One group that’s sprung up on Long Island, after starting in Los Angeles a couple of years ago, is The Soldiers Project, which provides strictly confidential treatment to veterans returning from Iraq and Afghanistan who may have post-traumatic stress disorder and other problems.
“Mental health issues are still stigmatized,” says Susan Cohen, a psychiatric nurse who says she’s lined up 70 volunteer therapists, all licensed mental health professionals, and dozens of nonclinical volunteers. Her group’s services are free, and “there’s no paper trail,” she adds.
Sometimes a PTSD diagnosis may hinder a promotion if one’s still in the service, she says. Unlike the VA, her group also treats the soldier’s family members.

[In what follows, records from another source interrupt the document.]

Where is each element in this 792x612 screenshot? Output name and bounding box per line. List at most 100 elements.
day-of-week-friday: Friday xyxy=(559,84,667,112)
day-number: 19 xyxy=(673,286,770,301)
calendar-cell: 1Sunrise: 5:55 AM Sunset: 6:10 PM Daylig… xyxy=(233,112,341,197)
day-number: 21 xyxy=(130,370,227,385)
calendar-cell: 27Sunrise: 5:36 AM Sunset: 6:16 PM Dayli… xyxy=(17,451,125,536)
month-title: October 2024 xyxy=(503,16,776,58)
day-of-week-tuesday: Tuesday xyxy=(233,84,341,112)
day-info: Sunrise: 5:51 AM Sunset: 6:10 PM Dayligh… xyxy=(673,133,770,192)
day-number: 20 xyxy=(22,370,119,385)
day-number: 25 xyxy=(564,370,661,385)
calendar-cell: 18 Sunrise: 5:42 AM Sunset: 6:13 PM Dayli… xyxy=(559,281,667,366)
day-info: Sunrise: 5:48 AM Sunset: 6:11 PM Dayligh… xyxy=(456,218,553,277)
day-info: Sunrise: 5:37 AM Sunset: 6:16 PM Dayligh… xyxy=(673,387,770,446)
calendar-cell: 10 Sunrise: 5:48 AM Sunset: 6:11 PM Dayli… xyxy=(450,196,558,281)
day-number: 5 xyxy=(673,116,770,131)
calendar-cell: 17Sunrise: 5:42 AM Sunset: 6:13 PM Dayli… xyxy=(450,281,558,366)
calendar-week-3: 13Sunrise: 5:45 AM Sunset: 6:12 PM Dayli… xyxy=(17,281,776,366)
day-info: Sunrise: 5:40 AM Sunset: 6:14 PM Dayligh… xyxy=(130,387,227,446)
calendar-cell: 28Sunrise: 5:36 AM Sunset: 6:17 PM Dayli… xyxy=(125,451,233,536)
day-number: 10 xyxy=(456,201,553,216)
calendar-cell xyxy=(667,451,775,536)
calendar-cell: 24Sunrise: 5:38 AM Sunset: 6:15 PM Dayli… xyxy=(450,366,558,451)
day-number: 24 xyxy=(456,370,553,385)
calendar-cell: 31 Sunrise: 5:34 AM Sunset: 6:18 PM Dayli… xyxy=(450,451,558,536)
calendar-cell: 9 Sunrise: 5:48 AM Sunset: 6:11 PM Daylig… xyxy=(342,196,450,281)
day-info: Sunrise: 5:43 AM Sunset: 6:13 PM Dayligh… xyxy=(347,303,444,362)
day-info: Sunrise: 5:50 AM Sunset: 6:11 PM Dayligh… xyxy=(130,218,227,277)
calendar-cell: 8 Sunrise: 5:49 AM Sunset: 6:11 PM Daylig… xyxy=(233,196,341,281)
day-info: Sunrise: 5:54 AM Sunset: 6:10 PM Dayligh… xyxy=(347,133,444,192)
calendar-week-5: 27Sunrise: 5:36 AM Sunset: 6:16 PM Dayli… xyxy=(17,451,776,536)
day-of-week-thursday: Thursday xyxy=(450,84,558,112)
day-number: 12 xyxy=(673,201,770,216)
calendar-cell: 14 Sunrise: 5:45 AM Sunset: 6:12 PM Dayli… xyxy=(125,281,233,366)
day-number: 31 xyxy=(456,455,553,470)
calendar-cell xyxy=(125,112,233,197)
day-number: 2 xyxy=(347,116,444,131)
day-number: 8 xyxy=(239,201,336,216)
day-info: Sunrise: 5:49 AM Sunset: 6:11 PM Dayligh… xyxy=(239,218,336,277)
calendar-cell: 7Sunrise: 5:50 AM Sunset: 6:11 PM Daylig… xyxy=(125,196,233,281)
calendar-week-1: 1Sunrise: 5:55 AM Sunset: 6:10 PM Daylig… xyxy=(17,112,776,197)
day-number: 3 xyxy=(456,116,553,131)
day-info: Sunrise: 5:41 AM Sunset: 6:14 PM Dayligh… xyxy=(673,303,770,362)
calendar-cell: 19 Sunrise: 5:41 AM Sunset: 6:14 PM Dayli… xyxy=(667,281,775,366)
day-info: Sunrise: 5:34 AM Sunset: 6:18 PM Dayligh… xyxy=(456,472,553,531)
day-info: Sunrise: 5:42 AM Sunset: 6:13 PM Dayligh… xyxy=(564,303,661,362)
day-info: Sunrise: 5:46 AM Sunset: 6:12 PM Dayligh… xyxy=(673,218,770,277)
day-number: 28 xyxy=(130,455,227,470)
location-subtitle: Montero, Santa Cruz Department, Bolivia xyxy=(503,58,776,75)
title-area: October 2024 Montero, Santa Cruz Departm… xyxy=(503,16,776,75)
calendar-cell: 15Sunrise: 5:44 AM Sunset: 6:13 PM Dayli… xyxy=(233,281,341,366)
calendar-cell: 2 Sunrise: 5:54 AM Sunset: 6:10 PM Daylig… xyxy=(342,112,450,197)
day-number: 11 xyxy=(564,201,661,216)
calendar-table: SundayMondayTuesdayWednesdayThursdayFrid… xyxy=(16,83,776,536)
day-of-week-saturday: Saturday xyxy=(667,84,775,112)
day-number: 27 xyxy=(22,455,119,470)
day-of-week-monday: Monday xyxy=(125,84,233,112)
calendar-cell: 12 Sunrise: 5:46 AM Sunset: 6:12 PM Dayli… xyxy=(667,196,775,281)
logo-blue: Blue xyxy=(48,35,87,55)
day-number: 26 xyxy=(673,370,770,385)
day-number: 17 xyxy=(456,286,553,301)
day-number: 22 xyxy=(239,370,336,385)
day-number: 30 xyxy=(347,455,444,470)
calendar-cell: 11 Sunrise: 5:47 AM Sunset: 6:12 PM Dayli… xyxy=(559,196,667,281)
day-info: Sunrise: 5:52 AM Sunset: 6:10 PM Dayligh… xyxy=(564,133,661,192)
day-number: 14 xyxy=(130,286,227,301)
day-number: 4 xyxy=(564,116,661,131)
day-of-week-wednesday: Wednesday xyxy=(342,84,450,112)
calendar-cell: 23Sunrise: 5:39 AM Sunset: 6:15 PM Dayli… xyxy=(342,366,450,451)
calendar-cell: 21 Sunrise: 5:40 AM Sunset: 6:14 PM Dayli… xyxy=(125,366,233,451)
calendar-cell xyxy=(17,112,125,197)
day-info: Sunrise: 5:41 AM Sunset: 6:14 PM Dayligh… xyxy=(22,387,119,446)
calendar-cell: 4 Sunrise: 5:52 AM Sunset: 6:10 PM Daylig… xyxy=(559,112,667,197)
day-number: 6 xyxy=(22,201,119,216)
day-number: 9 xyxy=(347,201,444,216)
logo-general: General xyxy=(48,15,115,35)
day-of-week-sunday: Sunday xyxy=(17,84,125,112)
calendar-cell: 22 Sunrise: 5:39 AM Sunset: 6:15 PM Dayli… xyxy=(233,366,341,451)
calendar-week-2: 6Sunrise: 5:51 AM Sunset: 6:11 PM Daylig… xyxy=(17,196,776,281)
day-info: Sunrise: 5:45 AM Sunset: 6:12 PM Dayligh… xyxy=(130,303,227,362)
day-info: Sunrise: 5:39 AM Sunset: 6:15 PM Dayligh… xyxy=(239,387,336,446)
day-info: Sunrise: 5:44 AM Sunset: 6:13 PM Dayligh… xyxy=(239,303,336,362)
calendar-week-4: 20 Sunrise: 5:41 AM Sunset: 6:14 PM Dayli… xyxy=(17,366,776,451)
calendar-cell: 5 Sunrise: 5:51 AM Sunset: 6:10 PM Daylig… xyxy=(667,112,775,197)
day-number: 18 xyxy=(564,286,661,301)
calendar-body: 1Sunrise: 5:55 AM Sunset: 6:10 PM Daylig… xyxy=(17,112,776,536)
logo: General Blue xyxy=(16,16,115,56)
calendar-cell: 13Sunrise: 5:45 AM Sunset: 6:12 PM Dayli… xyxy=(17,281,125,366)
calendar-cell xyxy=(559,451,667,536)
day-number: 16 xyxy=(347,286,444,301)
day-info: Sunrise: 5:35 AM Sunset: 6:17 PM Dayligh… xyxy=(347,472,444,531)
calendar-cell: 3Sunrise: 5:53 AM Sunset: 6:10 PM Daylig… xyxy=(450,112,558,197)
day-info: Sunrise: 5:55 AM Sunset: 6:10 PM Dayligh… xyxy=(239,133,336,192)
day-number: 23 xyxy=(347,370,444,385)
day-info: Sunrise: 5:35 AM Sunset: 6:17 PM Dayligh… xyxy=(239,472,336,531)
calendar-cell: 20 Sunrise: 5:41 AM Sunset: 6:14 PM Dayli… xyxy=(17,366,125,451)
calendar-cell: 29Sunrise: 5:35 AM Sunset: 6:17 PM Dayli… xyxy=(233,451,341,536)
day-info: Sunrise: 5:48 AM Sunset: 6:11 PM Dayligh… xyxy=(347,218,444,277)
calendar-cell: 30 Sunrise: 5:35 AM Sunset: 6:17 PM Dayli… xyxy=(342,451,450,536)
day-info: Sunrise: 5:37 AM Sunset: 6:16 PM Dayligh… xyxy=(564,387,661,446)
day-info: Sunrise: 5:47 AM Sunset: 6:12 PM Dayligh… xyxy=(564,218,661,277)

So far, Cohen’s group has been getting about two or three veterans a month seeking her group’s treatment.
The calls are coming in from the soldiers’ mothers, grandmothers, wives and girlfriends. “They often recognize the soldier’s got a problem before he does,” she explains.
A typical phone call, Cohen says, goes something like this: “‘My husband or my boyfriend is back from Iraq. He sleeps all day, and he gets very angry if I try to talk to him. He’s not doing the things he used to do.’”
Cohen says her group is part of the Veterans Health Alliance on Long Island, and she praises the VA for working with the community and the Department of Defense for recognizing that some soldiers may be suffering from invisible wounds that require special attention before the problem takes a serious turn.
The reputation of the VA has waxed and waned over the years. Frank Amalfitano, executive director of United Veterans Beacon House, said after his father died at the Northport facility in 1978, he wouldn’t talk about the place.